Rising air temperatures have led to more intensive precipitation in winter months, earlier snow melt in spring, and rising snow lines and hence to increased erosion. Intensification of land use has supported erosion in lowland and pre-alpine areas in the second half of the twentieth century. In the Alps, however, reforestation of abandoned land at high altitudes might reduce the erosion risk while intensification on the lower, more easily accessible slopes increases erosion risk. Data from laboratory experiments show that suspended sediments affect the health and behaviour of fish when available in high amounts. Point measurements in large rivers indicate no common lethal threat and suspended sediment is rarely measured continuously in small rivers. However, effects on fish can be expected under environmentally relevant conditions. River bed clogging impairs the reproductive performance of gravel-spawning fish.

Discussion

Overall, higher erosion and increased levels of fine sediment going into rivers are expected in future. Additionally, sediment loads in rivers are suspected to have considerably impaired gravel bed structure and brown trout spawning is impeded. Timing of discharge is put forward and is now more likely to affect brown trout spawning than in previous decades.

Conclusions

Reports on riverbed clogging from changes in erosion and fine sediment deposition patterns, caused by climate change and land-use change are rare. This review identifies both a risk of increases in climate erosive forces and fine sediment loads in rivers of alpine countries. Increased river discharge and sediment loads in winter and early spring could be especially harmful for brown trout reproduction and development of young life stages. Recently published studies indicate a decline in trout reproduction from riverbed clogging in many rivers in lowlands and alpine regions. However, the multitude of factors in natural complex ecosystems makes it difficult to address a single causative factor.
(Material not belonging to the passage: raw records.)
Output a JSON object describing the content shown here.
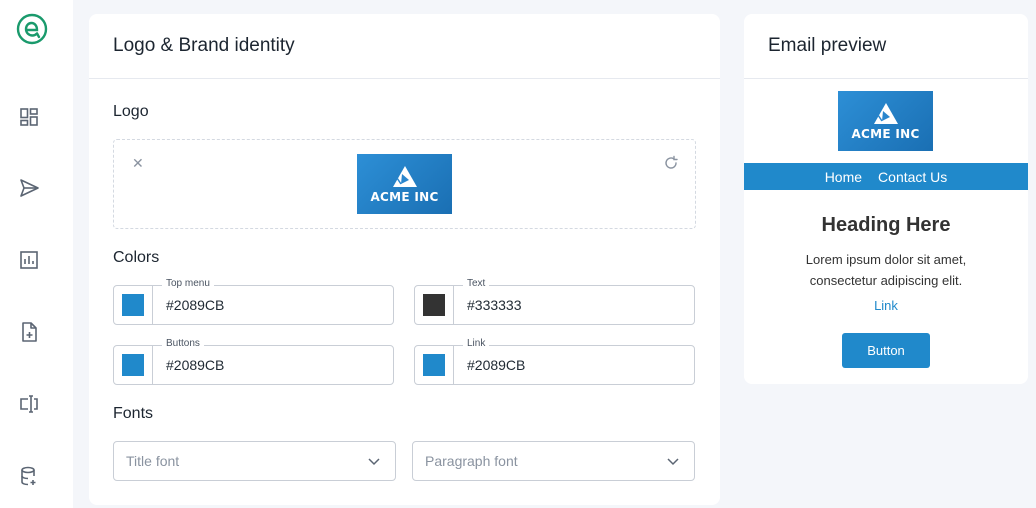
{
  "sidebar": {
    "items": [
      {
        "icon": "dashboard-icon"
      },
      {
        "icon": "send-icon"
      },
      {
        "icon": "report-chart-icon"
      },
      {
        "icon": "new-file-icon"
      },
      {
        "icon": "form-field-icon"
      },
      {
        "icon": "database-icon"
      }
    ]
  },
  "main": {
    "title": "Logo & Brand identity",
    "logo_section": {
      "label": "Logo",
      "logo_text": "ACME INC"
    },
    "colors_section": {
      "label": "Colors",
      "fields": [
        {
          "label": "Top menu",
          "value": "#2089CB",
          "swatch": "#2089CB"
        },
        {
          "label": "Text",
          "value": "#333333",
          "swatch": "#333333"
        },
        {
          "label": "Buttons",
          "value": "#2089CB",
          "swatch": "#2089CB"
        },
        {
          "label": "Link",
          "value": "#2089CB",
          "swatch": "#2089CB"
        }
      ]
    },
    "fonts_section": {
      "label": "Fonts",
      "title_font_placeholder": "Title font",
      "paragraph_font_placeholder": "Paragraph font"
    }
  },
  "preview": {
    "title": "Email preview",
    "logo_text": "ACME INC",
    "nav": [
      "Home",
      "Contact Us"
    ],
    "heading": "Heading Here",
    "paragraph": "Lorem ipsum dolor sit amet, consectetur adipiscing elit.",
    "link": "Link",
    "button": "Button"
  },
  "colors": {
    "brand_green": "#1a9a6c",
    "accent_blue": "#2089CB",
    "text_dark": "#333333"
  }
}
Recommendations and perspectives

Further investigations into the consequences of climate change and land-use change on river systems are needed. Small rivers, of high importance for the recruitment of gravel-spawning fish, are often neglected. Studies on river bed clogging are rare and the few existing studies are not comparable. Thus, there is a strong need for the development of methods to assess sediment input and river bed clogging. As well, studies on the effects to fish from suspended sediments and consequences of gravel beds clogging under natural conditions are urgently needed.